Never mind that she had no art training. Her “restoration” of the circa 1930 rendering of Jesus Christ, by a minor artist, ended up being compared to a monkey and a potato. Heirs of the man who painted it were so horrified that they threatened to sue Giménez.
But there was an upside: The botched artwork turned into a magnet for kitsch-loving tourists. By 2016, more than 160,000 visitors flocked to the Sanctuary of Mercy church to view it, scooping up “Ecce Homo” souvenirs from pens to mugs to wine featuring Jesus’ tragically altered face on the label.

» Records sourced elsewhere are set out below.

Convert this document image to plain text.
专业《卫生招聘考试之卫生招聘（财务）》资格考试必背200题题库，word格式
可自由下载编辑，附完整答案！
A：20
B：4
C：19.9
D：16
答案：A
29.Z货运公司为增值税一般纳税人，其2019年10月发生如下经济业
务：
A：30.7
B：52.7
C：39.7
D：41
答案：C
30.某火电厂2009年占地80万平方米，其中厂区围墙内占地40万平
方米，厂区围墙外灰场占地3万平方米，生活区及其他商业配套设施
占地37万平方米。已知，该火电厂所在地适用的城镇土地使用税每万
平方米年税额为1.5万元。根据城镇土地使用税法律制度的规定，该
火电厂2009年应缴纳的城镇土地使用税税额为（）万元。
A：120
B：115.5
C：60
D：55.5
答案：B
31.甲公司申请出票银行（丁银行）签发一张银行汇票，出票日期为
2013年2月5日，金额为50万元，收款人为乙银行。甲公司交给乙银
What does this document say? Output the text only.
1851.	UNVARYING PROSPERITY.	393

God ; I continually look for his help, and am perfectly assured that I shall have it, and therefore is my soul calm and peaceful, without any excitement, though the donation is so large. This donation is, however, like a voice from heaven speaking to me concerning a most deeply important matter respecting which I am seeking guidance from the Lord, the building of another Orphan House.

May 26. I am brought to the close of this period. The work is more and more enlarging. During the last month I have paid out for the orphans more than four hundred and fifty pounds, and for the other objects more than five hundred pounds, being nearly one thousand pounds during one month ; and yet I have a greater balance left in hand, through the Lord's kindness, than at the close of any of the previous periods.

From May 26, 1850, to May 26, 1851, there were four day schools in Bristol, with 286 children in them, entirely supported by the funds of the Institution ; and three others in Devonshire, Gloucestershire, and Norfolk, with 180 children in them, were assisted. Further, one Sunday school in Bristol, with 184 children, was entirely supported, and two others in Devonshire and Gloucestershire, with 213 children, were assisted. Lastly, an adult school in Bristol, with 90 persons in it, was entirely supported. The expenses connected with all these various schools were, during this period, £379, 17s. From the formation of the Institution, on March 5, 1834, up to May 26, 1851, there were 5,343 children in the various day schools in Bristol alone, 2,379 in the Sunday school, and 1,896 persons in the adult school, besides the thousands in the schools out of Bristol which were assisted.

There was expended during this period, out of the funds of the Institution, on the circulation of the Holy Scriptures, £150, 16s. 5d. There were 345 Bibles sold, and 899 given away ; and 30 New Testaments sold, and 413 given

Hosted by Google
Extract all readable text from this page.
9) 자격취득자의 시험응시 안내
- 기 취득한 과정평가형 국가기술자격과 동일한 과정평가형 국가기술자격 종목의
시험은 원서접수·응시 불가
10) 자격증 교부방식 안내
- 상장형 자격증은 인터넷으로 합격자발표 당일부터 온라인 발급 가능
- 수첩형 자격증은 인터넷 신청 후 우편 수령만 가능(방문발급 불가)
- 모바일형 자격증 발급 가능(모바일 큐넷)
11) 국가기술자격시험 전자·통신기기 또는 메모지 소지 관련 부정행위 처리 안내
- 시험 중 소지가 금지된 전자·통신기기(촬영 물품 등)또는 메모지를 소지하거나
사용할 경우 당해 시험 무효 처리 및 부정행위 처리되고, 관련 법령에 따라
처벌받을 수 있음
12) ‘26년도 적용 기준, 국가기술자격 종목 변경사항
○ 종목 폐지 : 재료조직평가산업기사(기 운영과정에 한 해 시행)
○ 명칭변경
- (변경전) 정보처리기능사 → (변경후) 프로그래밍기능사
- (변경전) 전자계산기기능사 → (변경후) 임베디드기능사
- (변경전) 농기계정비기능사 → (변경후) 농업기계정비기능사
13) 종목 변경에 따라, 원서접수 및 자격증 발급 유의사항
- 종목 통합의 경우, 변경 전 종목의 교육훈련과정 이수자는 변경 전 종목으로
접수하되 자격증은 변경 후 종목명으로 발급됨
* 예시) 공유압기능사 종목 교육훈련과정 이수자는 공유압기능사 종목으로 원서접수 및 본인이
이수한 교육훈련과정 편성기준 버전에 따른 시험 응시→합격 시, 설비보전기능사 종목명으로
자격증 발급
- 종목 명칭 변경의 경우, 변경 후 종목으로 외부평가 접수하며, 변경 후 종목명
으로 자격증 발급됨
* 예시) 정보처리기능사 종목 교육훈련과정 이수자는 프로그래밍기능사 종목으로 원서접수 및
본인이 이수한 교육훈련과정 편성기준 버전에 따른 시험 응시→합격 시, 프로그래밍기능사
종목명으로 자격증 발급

By then Gimenez didn’t fail so bad about her her restoration that turned into destruction. “I’ve gone to a psychiatrist and I take medication to feel a bit better,” she told The Post at the time. “Now I look [at the painting and think], ‘It’s okay, you’re not so ugly.’”
800-year-old sarcophagus
A couple of parents at the Prittwell Priory Museum in Southend, Essex, England, thought it would be hilarious in 2017 to put their young son inside an 800-year-old sandstone casket, known as a “sarcophagus” for a gag photo.
They raised the boys over a see-through barrier but did not realize that the coffin, which had been found on museum grounds in 1921 (with a skeleton inside), was actually in three sections. One piece, under the weight of the kid, tumbled away and smashed onto the ground.
The family fled the scene without telling anyone what had happened, leaving staffers, as conservator Claire Reed told the BBC, “shocked and upset” at the “unbelievable incident.”